Auch die Haltung der Intensivmediziner zu diesem Thema ist eindeutig: Sie sehen derzeit noch keine Alternative zum Corona-Lockdown. Die Lage auf den Intensivstationen sei trotz eines Rückgangs der Zahl der Patienten mit einem schweren Covid-19-Verlauf weiterhin ernst, warnt die Deutsche Interdisziplinäre Vereinigung für Intensiv- und Notfallmedizin (Divi).
Intensivmediziner raten dringend zur Lockdown-Verlängerung
„Natürlich können wir den Lockdown nicht unendlich fortsetzen“, erklärte Verbandspräsident Gernot Marx. Es sei aber zwingend erforderlich, die derzeit geltenden strengen Corona-Maßnahmen auch über Mitte Februar hinaus zu verlängern. „Anfang März sollten wir dann wieder in die Diskussion einsteigen“, erklärte Marx.
Marx geht davon aus, dass die Lage bis Ostern sehr ernst bleibe. „Wenn sich der Rückgang der Corona-Patienten auf den Intensivstationen seit Jahresbeginn in diesem Tempo fortsetzt, wird es April oder Mai, bis die Situation als entspannt gelten kann.“ Dies sei nur ohne einen erneuten Neuanstieg der Infektionszahlen realistisch. Derzeit werden knapp 4000 Patienten mit einer Sars-CoV-2-Infektion auf den Intensivstationen der Krankenhäuser behandelt.
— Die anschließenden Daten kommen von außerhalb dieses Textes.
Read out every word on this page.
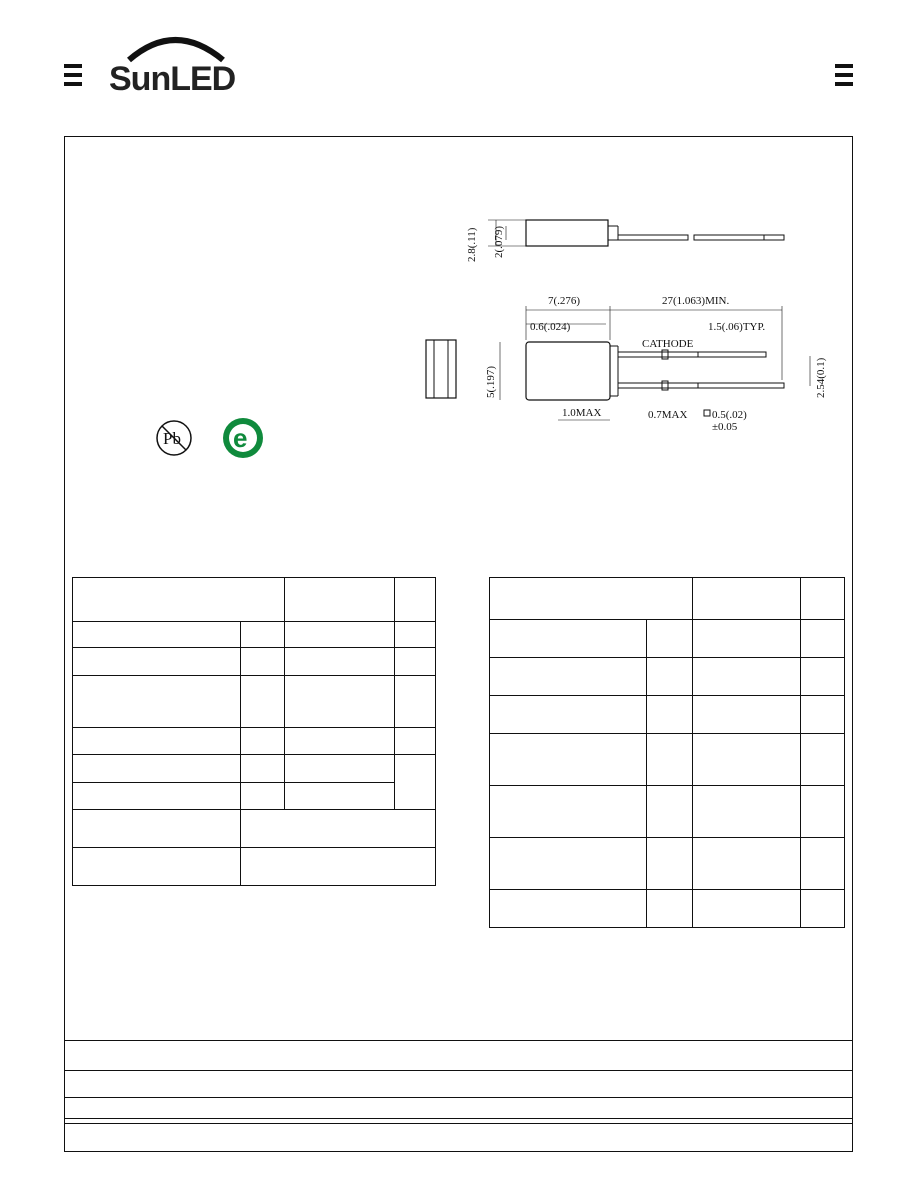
SunLED
2.8(.11) 2(.079)
7(.276)	27(1.063)MIN.
0.6(.024)	1.5(.06)TYP.
CATHODE
5(.197)	2.54(0.1)
1.0MAX	0.7MAX 0.5(.02)
±0.05
Pb e
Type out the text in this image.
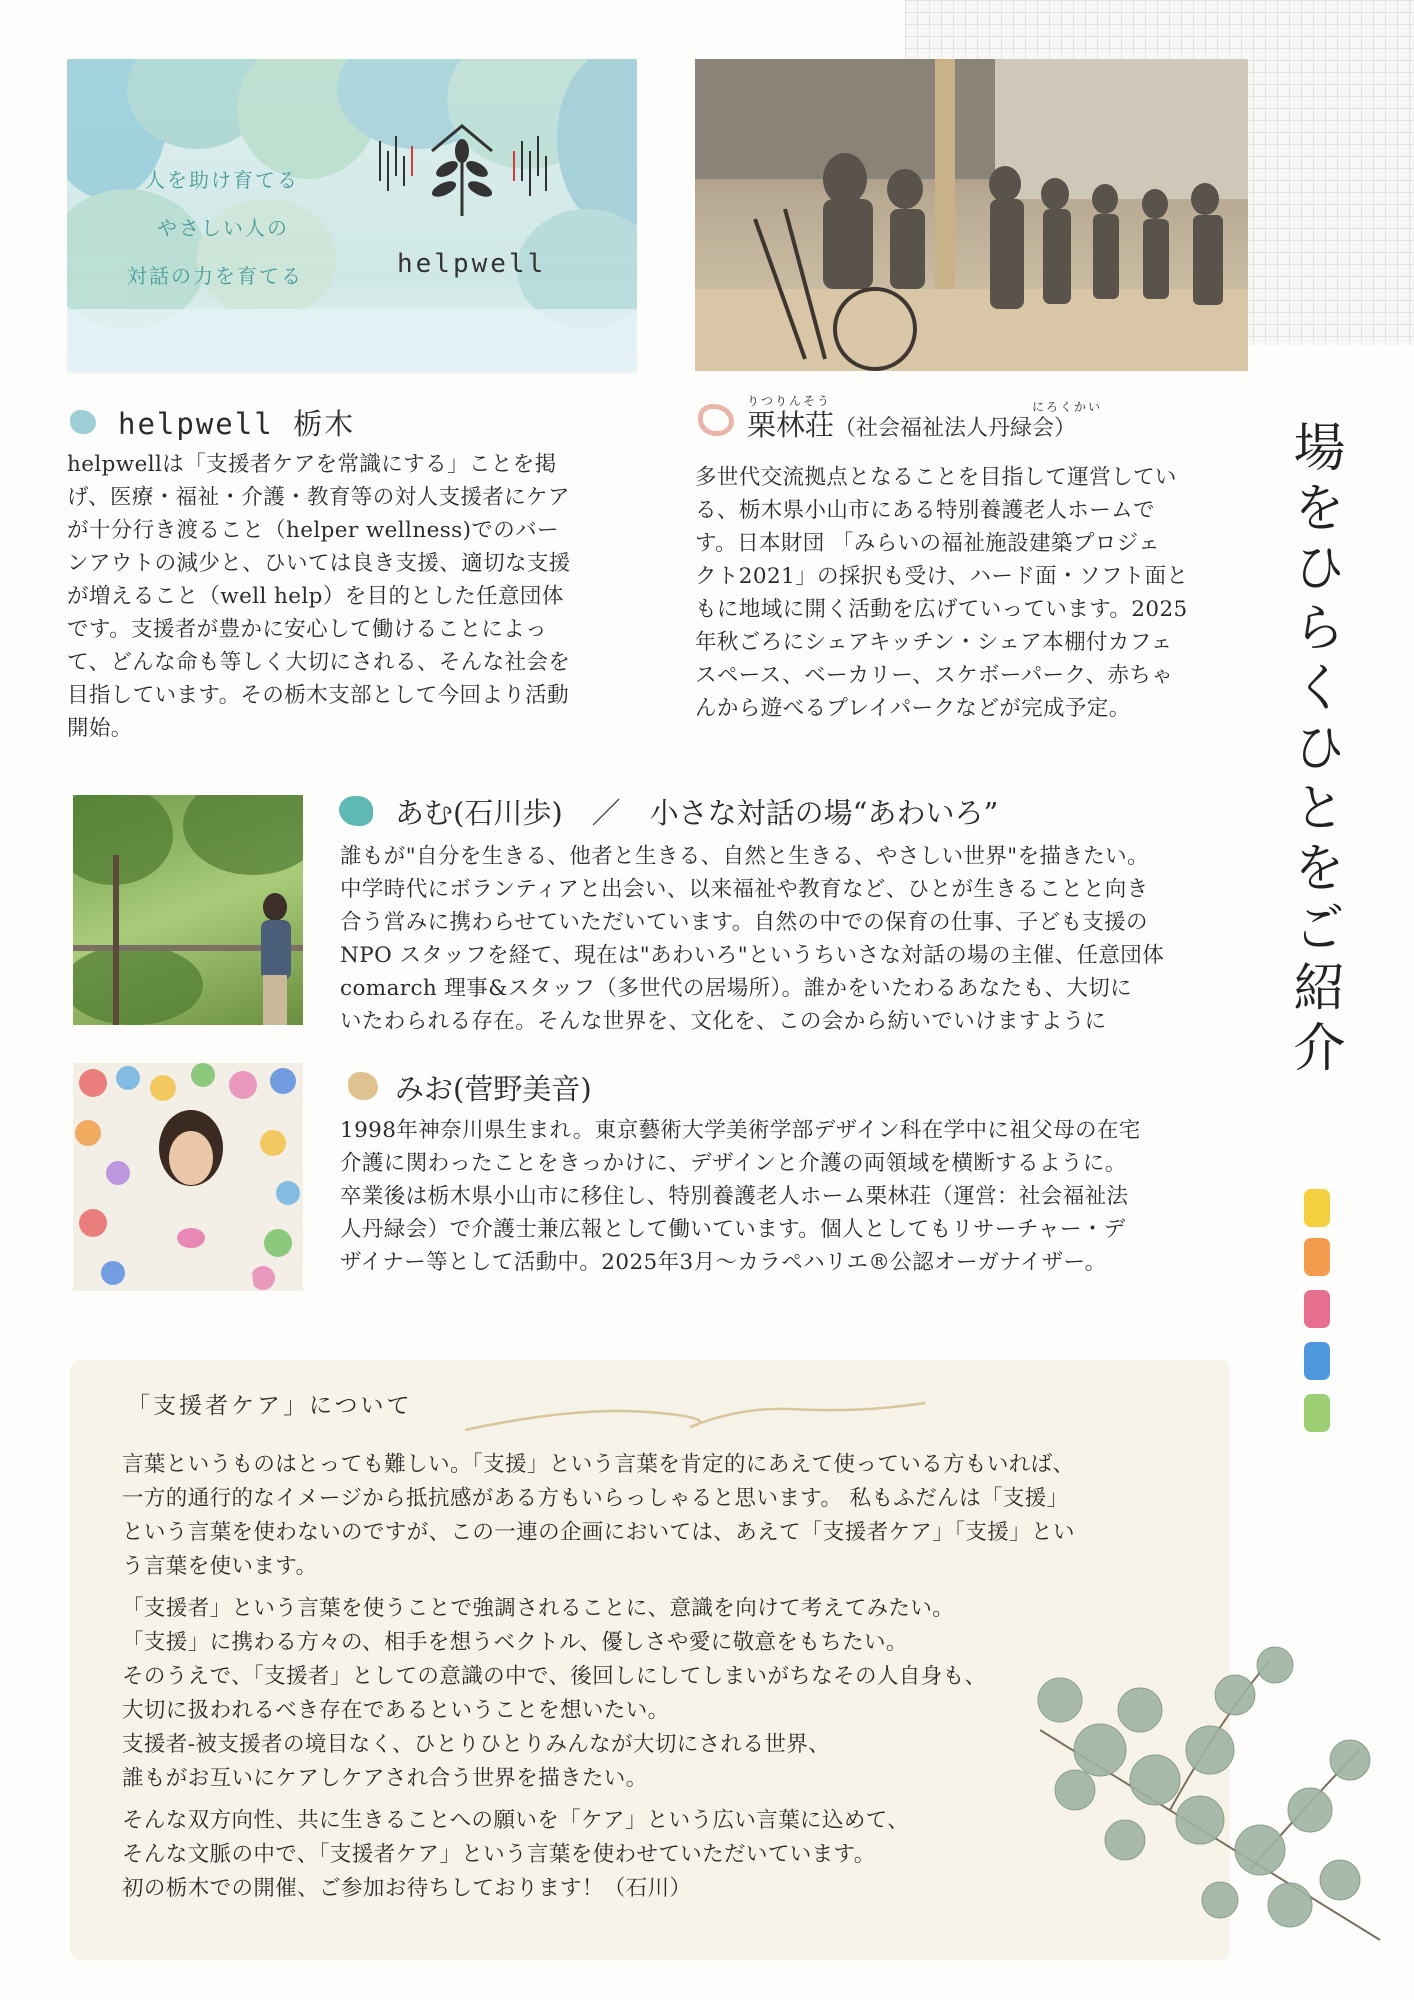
人を助け育てる
やさしい人の
対話の力を育てる	helpwell
helpwell 栃木
helpwellは「支援者ケアを常識にする」ことを掲
げ、医療・福祉・介護・教育等の対人支援者にケア
が十分行き渡ること（helper wellness)でのバー
ンアウトの減少と、ひいては良き支援、適切な支援
が増えること（well help）を目的とした任意団体
です。支援者が豊かに安心して働けることによっ
て、どんな命も等しく大切にされる、そんな社会を
目指しています。その栃木支部として今回より活動
開始。
りつりんそう	にろくかい
栗林荘（社会福祉法人丹緑会）
多世代交流拠点となることを目指して運営してい
る、栃木県小山市にある特別養護老人ホームで
す。日本財団 「みらいの福祉施設建築プロジェ
クト2021」の採択も受け、ハード面・ソフト面と
もに地域に開く活動を広げていっています。2025
年秋ごろにシェアキッチン・シェア本棚付カフェ
スペース、ベーカリー、スケボーパーク、赤ちゃ
んから遊べるプレイパークなどが完成予定。	場をひらくひとをご紹介
あむ(石川歩)　／　小さな対話の場“あわいろ”
誰もが"自分を生きる、他者と生きる、自然と生きる、やさしい世界"を描きたい。
中学時代にボランティアと出会い、以来福祉や教育など、ひとが生きることと向き
合う営みに携わらせていただいています。自然の中での保育の仕事、子ども支援の
NPO スタッフを経て、現在は"あわいろ"というちいさな対話の場の主催、任意団体
comarch 理事&スタッフ（多世代の居場所）。誰かをいたわるあなたも、大切に
いたわられる存在。そんな世界を、文化を、この会から紡いでいけますように
みお(菅野美音)
1998年神奈川県生まれ。東京藝術大学美術学部デザイン科在学中に祖父母の在宅
介護に関わったことをきっかけに、デザインと介護の両領域を横断するように。
卒業後は栃木県小山市に移住し、特別養護老人ホーム栗林荘（運営：社会福祉法
人丹緑会）で介護士兼広報として働いています。個人としてもリサーチャー・デ
ザイナー等として活動中。2025年3月～カラペハリエ®公認オーガナイザー。
「支援者ケア」について
言葉というものはとっても難しい。「支援」という言葉を肯定的にあえて使っている方もいれば、
一方的通行的なイメージから抵抗感がある方もいらっしゃると思います。 私もふだんは「支援」
という言葉を使わないのですが、この一連の企画においては、あえて「支援者ケア」「支援」とい
う言葉を使います。
「支援者」という言葉を使うことで強調されることに、意識を向けて考えてみたい。
「支援」に携わる方々の、相手を想うベクトル、優しさや愛に敬意をもちたい。
そのうえで、「支援者」としての意識の中で、後回しにしてしまいがちなその人自身も、
大切に扱われるべき存在であるということを想いたい。
支援者-被支援者の境目なく、ひとりひとりみんなが大切にされる世界、
誰もがお互いにケアしケアされ合う世界を描きたい。
そんな双方向性、共に生きることへの願いを「ケア」という広い言葉に込めて、
そんな文脈の中で、「支援者ケア」という言葉を使わせていただいています。
初の栃木での開催、ご参加お待ちしております！（石川）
Auch Bundesgesundheitsminister Jens Spahn (CDU) wirbt für eine Fortsetzung des Corona-Lockdowns. Außerdem fordert er ein weiteres schrittweises Vorgehen der Regierung. „Alle wünschen sich einen Sechs-Monats-Plan, aber den kann es halt in dieser Dynamik, in dieser Pandemie nicht geben“, sagte Spahn am Sonntag in der ARD-Sendung „Anne Will“. Es gehe nur „Zug um Zug“ - und dabei stünden noch einige harte und schwere Wochen bevor.
Es werde weiterhin notwendig sein, die konkreten Maßnahmen, die konkrete Strategie immer wieder anzupassen. „Ich weiß, alle haben eine Sehnsucht nach irgendetwas, das dann hält für sechs oder zwölf Monate. Aber das geht nicht. Das Virus ist zu dynamisch. Die Lage verändert sich zu sehr“, sagte Spahn.
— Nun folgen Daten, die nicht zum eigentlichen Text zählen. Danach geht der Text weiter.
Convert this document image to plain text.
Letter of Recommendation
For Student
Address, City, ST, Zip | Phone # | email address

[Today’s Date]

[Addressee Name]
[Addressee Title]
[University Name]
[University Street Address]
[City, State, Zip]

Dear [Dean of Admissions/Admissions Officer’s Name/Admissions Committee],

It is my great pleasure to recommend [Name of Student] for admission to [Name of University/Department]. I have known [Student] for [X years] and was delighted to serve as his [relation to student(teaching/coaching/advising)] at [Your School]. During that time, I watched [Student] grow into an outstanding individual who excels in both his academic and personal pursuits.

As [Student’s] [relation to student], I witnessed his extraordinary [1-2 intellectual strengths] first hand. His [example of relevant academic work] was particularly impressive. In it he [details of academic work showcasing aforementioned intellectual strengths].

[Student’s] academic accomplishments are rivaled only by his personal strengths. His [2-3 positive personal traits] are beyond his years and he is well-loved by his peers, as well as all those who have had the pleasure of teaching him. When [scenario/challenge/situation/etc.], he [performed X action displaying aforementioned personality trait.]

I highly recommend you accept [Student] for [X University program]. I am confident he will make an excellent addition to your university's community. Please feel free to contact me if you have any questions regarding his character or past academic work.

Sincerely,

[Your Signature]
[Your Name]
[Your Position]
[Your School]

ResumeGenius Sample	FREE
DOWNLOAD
„Wir werden immer wieder anpassen müssen an die Erkenntnisse, an die Entwicklung“, so der Minister. „Wir werden immer wieder überprüfen müssen, nach jeder Maßnahme, die wir ergreifen, nach jedem Schritt, den wir gehen auch nach zwei, drei Wochen: Was sind die Folgen, müssen wir nachsteuern?“
Spahn warnt vor „besorgniserregenden Mutationen“
Insbesondere die Entwicklung bei den „besorgniserregenden Mutationen“ müsse genau beobachtet werden. Die hochansteckenden Virusvarianten verbreiteten sich scheinbar schneller als das Virus bisher, sagte Spahn mit Blick auf die jüngsten Daten des Robert Koch-Instituts. Allein der Anteil der in Großbritannien entdeckten Variante B117 lag demnach Ende der Woche bei knapp sechs Prozent.
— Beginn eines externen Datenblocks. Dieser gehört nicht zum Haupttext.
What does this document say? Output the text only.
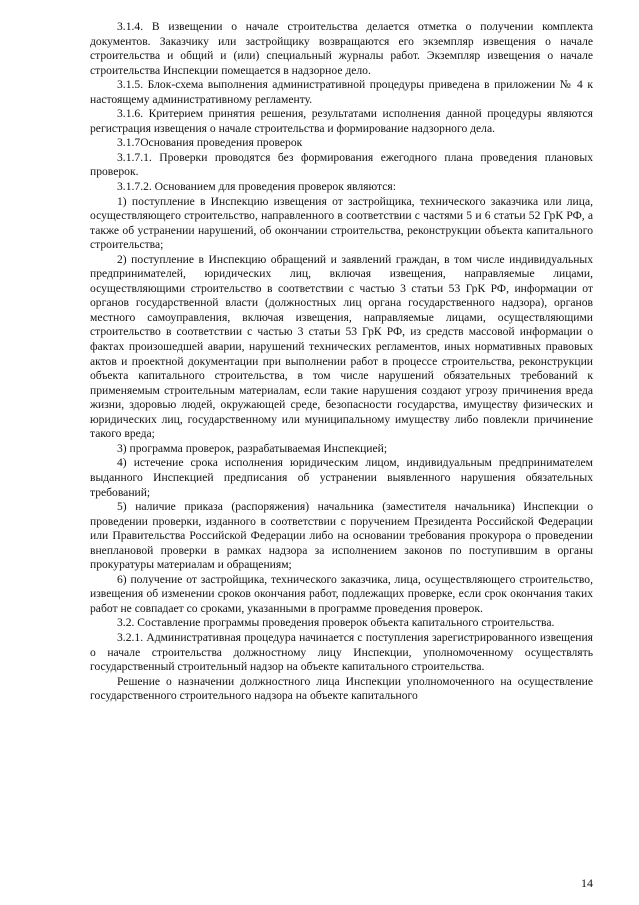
3.1.4. В извещении о начале строительства делается отметка о получении комплекта документов. Заказчику или застройщику возвращаются его экземпляр извещения о начале строительства и общий и (или) специальный журналы работ. Экземпляр извещения о начале строительства Инспекции помещается в надзорное дело.

3.1.5. Блок-схема выполнения административной процедуры приведена в приложении № 4 к настоящему административному регламенту.

3.1.6. Критерием принятия решения, результатами исполнения данной процедуры являются регистрация извещения о начале строительства и формирование надзорного дела.

3.1.7Основания проведения проверок

3.1.7.1. Проверки проводятся без формирования ежегодного плана проведения плановых проверок.

3.1.7.2. Основанием для проведения проверок являются:

1) поступление в Инспекцию извещения от застройщика, технического заказчика или лица, осуществляющего строительство, направленного в соответствии с частями 5 и 6 статьи 52 ГрК РФ, а также об устранении нарушений, об окончании строительства, реконструкции объекта капитального строительства;

2) поступление в Инспекцию обращений и заявлений граждан, в том числе индивидуальных предпринимателей, юридических лиц, включая извещения, направляемые лицами, осуществляющими строительство в соответствии с частью 3 статьи 53 ГрК РФ, информации от органов государственной власти (должностных лиц органа государственного надзора), органов местного самоуправления, включая извещения, направляемые лицами, осуществляющими строительство в соответствии с частью 3 статьи 53 ГрК РФ, из средств массовой информации о фактах произошедшей аварии, нарушений технических регламентов, иных нормативных правовых актов и проектной документации при выполнении работ в процессе строительства, реконструкции объекта капитального строительства, в том числе нарушений обязательных требований к применяемым строительным материалам, если такие нарушения создают угрозу причинения вреда жизни, здоровью людей, окружающей среде, безопасности государства, имуществу физических и юридических лиц, государственному или муниципальному имуществу либо повлекли причинение такого вреда;

3) программа проверок, разрабатываемая Инспекцией;

4) истечение срока исполнения юридическим лицом, индивидуальным предпринимателем выданного Инспекцией предписания об устранении выявленного нарушения обязательных требований;

5) наличие приказа (распоряжения) начальника (заместителя начальника) Инспекции о проведении проверки, изданного в соответствии с поручением Президента Российской Федерации или Правительства Российской Федерации либо на основании требования прокурора о проведении внеплановой проверки в рамках надзора за исполнением законов по поступившим в органы прокуратуры материалам и обращениям;

6) получение от застройщика, технического заказчика, лица, осуществляющего строительство, извещения об изменении сроков окончания работ, подлежащих проверке, если срок окончания таких работ не совпадает со сроками, указанными в программе проведения проверок.

3.2. Составление программы проведения проверок объекта капитального строительства.

3.2.1. Административная процедура начинается с поступления зарегистрированного извещения о начале строительства должностному лицу Инспекции, уполномоченному осуществлять государственный строительный надзор на объекте капитального строительства.

Решение о назначении должностного лица Инспекции уполномоченного на осуществление государственного строительного надзора на объекте капитального

14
Spahn sagte außerdem, bevor es konkret werde mit Lockerungsschritten, solle abgewartet werden, „bis wir deutlich unter 50 bei 100.000 sind“.
Gegen einen langfristigen Plan spricht sich auch Bayerns Ministerpräsident Markus Söder aus. „Das Auf-Sicht-Fahren nervt. Aber das Auf-Sicht-Fahren ist das einzige, was wirklich hilft. Denn der Herausforderer, vor dem wir stehen, - Corona - hält sich null an Termine, die wir setzen", sagte er im ARD-„Bericht aus Berlin“.
Söder will Signale setzen – Friseuröffnung möglich?
Über eine Perspektive werde aber bei den Bund-Länder-Beratungen am Mittwoch gesprochen, sagte Söder. Die werde es sicher geben - „ganz klar“. „Wie und wie lange und in welchem Umfang, das muss man noch diskutieren.“ Es sei wichtig, kleinere Signale zu setzen - beispielsweise bei personennahen Dienstleistungen wie Friseuren. „Aber alles vernünftig Schritt für Schritt“, so der CSU-Chef.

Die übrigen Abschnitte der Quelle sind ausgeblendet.